Amazon of Rights

Understanding Ecocentric Normativity and its Social Realities through Visual Ethnography

The project investigates how ecocentric normativity interacts with social realities in an important ecosystem of planetary relevance, namely the Amazon river system, using comparative law and visual ethnographic practice, especially documentary film, as a method of socio-legal research. Over the past decade, a growing literature has hailed rights of nature as a new ecocentric legal paradigm, rooted in indigenous cosmologies and suited to address global environmental crises. However, local differences in normative understandings and the actual social practices associated with rights of nature are less well understood.

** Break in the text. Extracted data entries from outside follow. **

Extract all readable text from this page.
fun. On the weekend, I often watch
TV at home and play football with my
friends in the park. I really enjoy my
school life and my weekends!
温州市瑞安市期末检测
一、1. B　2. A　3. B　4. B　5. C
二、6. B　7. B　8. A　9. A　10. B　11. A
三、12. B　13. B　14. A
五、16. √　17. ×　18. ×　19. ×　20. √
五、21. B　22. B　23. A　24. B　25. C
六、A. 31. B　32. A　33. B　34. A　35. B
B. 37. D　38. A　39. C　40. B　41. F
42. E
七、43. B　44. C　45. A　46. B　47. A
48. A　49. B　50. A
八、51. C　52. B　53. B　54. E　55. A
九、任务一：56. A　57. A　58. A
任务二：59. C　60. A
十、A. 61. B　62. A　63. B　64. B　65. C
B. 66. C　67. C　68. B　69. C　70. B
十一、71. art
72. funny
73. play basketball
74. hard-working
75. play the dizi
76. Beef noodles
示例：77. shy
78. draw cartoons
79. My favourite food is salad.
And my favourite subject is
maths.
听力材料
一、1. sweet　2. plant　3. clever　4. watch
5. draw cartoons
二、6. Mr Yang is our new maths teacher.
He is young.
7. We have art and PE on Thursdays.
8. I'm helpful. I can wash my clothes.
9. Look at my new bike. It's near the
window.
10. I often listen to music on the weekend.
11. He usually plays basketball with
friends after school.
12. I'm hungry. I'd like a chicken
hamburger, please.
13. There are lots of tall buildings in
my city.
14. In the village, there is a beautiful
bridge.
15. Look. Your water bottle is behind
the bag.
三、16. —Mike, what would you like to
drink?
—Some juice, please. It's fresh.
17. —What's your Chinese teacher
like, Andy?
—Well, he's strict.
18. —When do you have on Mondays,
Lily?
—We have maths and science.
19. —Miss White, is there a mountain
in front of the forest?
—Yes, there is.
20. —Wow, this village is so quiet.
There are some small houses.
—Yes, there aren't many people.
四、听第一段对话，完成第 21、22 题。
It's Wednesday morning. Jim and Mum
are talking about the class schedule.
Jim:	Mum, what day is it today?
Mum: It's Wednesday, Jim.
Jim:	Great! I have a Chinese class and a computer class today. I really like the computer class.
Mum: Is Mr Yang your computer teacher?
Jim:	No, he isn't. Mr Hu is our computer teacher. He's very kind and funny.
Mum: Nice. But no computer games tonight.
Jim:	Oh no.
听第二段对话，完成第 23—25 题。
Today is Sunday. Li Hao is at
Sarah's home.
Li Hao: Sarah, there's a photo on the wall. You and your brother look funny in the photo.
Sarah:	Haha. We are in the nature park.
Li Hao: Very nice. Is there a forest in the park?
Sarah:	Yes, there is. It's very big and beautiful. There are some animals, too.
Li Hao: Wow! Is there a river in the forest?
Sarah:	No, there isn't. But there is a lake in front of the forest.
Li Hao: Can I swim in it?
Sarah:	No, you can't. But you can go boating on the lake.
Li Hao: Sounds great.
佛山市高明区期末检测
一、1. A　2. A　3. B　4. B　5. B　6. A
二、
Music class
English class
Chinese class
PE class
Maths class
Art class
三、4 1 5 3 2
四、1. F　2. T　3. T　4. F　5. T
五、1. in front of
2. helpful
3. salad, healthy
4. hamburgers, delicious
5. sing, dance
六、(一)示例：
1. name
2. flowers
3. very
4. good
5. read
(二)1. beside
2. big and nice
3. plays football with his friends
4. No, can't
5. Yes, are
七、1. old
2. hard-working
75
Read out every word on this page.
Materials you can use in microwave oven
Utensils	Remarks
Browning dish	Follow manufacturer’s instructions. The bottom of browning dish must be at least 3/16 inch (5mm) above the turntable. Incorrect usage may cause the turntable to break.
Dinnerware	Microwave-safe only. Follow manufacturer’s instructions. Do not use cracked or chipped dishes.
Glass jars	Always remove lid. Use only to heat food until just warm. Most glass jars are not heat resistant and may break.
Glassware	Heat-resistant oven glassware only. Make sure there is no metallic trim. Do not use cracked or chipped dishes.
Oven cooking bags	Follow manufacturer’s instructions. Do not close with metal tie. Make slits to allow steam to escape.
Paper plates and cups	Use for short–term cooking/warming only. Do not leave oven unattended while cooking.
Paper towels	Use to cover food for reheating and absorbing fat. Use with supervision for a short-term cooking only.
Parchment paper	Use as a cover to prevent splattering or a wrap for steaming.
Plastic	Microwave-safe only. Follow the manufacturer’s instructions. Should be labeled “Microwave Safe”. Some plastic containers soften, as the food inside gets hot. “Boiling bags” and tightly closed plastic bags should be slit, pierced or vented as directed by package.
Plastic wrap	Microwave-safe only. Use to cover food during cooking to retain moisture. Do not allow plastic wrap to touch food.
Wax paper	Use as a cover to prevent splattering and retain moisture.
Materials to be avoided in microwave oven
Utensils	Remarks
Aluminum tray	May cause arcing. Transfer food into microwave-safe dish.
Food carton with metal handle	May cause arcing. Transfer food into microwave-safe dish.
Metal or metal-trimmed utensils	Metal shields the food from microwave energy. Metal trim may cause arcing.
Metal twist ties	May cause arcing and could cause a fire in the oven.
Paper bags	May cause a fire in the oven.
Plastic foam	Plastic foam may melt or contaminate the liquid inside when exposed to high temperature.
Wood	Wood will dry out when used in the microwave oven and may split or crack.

The project thus traces the legal status of the Amazon river as a subject and object of rights across jurisdictional boundaries, inquiring how ecocentric normativity shapes, and is shaped by, social practices and legal imaginations of local communities, indigenous peoples, activists and legal practitioners. The project will form an international and transdisciplinary collaborative network  that brings together legal scholars, political scientists, legal anthropologists as well as ethnographic filmmakers and local stakeholders from the Amazon region. The collaborators will address the research questions through a combination of desktop legal research, joint workshops, as well as ethnographic fieldwork, documentary film and semi-structured interviews with activists, indigenous leaders and academics in Ecuador, Peru, Colombia and Brazil.

Applicants: Michael Riegner, Erfurt University; M. Cecilia Oliveira, Institute for Advanced Sustainability Studies Potsdam; Luis Eslava, Kent University

Michael Riegner is Principal Investigator in the project, toegether with Cecilia Oliveira at RIFS Potsdam and Luis Eslava at Kent and La Trobe University.